With Eve Gerber at The Browser, Borowitz discussed five of his favorite comic novels. One title on the list:
Lucky JimRead about another novel Borowitz tagged at The Browser.
by Kingsley Amis
The British bourgeoisie are in the crosshairs of Kingsley Amis’s first novel. Give us a sketch of 1954’s Lucky Jim and a sense of why you selected it.
This is also Kingsley Amis’s best novel, and maybe the best novel ever written about university life. The main character, Jim Dixon, is one of the great scoundrels in literature, but you love him.
Scholars seem to think Lucky Jim was covertly co-written by the poet Philip Larkin, to whom it is dedicated. Who are your greatest collaborators and inspirations, hidden or otherwise?
I didn’t know that about Larkin, which I guess means I’m not a scholar. My greatest collaborator was Henry Beard, who founded [the American humour magazine] National Lampoon. I worked with Henry Beard in the early 1980s when I was right out of college. We wrote a screenplay together for Warner Brothers, which probably should have been made but wasn’t. The story department called the first draft the best they had ever read, and so the executives proceeded to make us write seven or eight more drafts, each one weaker than the last. After that, I think Henry decided that was enough Hollywood for him. We’ve remained good friends over the years. There’s no one funnier or quicker.
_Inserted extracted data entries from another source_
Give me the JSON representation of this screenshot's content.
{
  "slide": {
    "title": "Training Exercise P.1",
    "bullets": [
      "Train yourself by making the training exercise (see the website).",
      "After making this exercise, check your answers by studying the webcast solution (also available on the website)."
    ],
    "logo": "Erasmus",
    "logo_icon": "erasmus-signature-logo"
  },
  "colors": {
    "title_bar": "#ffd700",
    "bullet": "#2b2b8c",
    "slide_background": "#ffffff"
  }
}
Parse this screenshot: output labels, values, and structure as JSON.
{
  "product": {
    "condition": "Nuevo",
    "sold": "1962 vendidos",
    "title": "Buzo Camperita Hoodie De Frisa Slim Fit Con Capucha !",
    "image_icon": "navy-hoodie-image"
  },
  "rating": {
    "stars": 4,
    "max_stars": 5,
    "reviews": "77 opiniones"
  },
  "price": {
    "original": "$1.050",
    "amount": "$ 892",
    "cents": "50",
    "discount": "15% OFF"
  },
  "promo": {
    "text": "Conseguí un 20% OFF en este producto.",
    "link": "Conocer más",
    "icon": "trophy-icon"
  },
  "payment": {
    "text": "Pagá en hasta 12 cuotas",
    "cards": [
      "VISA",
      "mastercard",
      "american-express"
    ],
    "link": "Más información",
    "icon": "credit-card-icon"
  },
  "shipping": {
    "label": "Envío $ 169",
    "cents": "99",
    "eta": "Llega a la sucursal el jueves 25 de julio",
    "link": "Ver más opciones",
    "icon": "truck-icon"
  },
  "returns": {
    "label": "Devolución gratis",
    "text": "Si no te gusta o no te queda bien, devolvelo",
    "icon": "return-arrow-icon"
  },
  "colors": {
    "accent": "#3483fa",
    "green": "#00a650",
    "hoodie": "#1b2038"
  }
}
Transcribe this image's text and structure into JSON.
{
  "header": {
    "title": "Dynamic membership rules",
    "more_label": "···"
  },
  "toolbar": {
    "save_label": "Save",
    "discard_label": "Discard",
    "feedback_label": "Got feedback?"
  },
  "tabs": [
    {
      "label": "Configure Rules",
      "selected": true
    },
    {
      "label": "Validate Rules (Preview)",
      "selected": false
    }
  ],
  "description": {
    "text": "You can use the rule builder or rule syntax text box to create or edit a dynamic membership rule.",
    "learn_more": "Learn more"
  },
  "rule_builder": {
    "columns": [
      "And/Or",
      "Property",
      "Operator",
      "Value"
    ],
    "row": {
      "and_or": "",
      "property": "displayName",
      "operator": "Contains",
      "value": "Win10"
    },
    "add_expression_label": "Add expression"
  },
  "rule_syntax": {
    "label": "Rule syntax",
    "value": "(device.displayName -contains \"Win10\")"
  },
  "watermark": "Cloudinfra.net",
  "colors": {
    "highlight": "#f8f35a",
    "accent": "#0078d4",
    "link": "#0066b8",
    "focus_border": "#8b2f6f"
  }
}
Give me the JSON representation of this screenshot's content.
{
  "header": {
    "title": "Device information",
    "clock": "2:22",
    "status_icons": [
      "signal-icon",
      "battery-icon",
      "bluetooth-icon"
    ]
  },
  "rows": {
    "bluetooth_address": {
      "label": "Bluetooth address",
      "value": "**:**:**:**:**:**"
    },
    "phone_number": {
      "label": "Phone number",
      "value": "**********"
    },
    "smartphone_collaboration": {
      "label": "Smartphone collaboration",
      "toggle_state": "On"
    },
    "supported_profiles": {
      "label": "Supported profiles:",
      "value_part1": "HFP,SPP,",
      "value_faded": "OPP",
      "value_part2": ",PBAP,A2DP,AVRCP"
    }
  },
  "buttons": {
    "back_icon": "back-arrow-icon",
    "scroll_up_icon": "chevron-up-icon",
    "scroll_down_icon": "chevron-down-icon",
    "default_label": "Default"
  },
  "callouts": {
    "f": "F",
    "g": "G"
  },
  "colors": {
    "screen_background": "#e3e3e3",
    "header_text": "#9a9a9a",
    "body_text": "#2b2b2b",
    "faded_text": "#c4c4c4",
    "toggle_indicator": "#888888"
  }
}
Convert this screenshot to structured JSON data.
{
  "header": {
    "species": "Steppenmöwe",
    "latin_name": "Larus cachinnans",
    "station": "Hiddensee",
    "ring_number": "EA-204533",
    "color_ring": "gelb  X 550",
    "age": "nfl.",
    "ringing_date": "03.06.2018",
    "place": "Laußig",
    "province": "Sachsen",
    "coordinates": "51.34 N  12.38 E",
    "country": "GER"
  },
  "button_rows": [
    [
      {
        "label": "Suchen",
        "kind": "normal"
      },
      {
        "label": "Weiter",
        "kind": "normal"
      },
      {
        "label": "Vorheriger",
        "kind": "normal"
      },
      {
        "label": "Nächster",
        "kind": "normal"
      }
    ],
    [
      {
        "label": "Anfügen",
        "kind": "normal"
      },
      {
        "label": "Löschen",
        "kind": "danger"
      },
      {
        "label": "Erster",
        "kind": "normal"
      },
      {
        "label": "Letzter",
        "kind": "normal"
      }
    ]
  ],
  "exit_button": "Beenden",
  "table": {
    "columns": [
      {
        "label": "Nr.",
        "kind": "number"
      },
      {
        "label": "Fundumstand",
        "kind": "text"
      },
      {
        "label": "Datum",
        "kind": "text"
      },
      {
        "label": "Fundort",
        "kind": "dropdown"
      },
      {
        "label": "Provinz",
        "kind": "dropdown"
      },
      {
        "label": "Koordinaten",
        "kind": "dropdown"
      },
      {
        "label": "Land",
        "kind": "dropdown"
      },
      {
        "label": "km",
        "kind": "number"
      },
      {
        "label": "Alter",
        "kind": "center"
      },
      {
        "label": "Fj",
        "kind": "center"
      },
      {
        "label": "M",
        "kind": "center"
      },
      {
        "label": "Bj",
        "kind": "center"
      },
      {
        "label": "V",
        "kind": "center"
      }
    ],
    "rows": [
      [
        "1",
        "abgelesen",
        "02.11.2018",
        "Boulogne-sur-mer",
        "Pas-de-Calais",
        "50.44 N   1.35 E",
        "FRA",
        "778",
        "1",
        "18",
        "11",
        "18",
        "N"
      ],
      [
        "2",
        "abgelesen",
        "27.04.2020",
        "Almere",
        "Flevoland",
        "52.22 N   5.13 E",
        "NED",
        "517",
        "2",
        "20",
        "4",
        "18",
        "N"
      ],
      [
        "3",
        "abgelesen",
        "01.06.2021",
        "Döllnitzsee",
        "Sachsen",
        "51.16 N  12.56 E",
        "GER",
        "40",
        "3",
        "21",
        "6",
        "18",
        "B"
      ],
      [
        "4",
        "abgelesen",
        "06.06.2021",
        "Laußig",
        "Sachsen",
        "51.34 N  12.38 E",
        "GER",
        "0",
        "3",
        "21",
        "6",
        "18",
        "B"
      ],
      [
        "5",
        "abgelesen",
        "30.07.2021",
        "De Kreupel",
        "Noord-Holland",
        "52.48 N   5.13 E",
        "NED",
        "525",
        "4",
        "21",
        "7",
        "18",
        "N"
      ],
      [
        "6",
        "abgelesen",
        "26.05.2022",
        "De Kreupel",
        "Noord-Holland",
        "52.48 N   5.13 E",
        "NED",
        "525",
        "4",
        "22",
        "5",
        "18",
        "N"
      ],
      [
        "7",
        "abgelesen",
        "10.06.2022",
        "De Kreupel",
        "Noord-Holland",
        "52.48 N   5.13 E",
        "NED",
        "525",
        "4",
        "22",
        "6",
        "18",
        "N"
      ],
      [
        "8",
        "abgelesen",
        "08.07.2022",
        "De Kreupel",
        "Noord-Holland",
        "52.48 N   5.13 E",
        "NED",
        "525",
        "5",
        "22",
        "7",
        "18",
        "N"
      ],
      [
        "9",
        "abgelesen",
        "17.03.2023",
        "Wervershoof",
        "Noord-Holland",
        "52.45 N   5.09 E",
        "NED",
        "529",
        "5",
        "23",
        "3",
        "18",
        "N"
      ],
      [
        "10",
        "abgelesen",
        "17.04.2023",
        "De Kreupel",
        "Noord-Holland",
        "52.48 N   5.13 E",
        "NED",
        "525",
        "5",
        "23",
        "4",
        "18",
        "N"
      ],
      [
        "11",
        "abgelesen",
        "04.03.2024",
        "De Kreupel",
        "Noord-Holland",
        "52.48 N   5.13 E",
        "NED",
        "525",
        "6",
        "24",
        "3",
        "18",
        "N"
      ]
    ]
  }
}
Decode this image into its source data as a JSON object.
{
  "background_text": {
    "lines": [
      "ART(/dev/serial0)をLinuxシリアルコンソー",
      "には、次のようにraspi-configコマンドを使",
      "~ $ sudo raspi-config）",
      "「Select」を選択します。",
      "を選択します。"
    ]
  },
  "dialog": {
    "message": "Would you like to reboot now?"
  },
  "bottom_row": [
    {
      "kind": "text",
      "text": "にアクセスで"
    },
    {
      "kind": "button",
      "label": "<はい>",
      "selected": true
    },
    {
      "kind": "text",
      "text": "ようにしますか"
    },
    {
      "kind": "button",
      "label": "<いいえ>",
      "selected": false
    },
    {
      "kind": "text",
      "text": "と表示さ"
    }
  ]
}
Lucky Jim, set in a British university, is identified as one of the forerunners of the campus novel. You began writing comedy on campus and eventually became the president of The Harvard Lampoon. Can you share some of the secrets of comedy that are passed down in the Lampoon’s castle?
I learned no comedy secrets at The Harvard Lampoon except this: It is possible to make a living as a comedian rather than as a lawyer, which had been my Plan A before I joined the Lampoon. So I owe the Lampoon that much, which is considerable.
Lucky Jim also appears on Sean O'Hagan's list of the ten best fictional hangovers, Roger Rosenblatt's list of the five best satires of academic life, and John Mullan's lists of ten of the best lectures in literature, ten of the best professors in literature, and ten of the best beards in literature.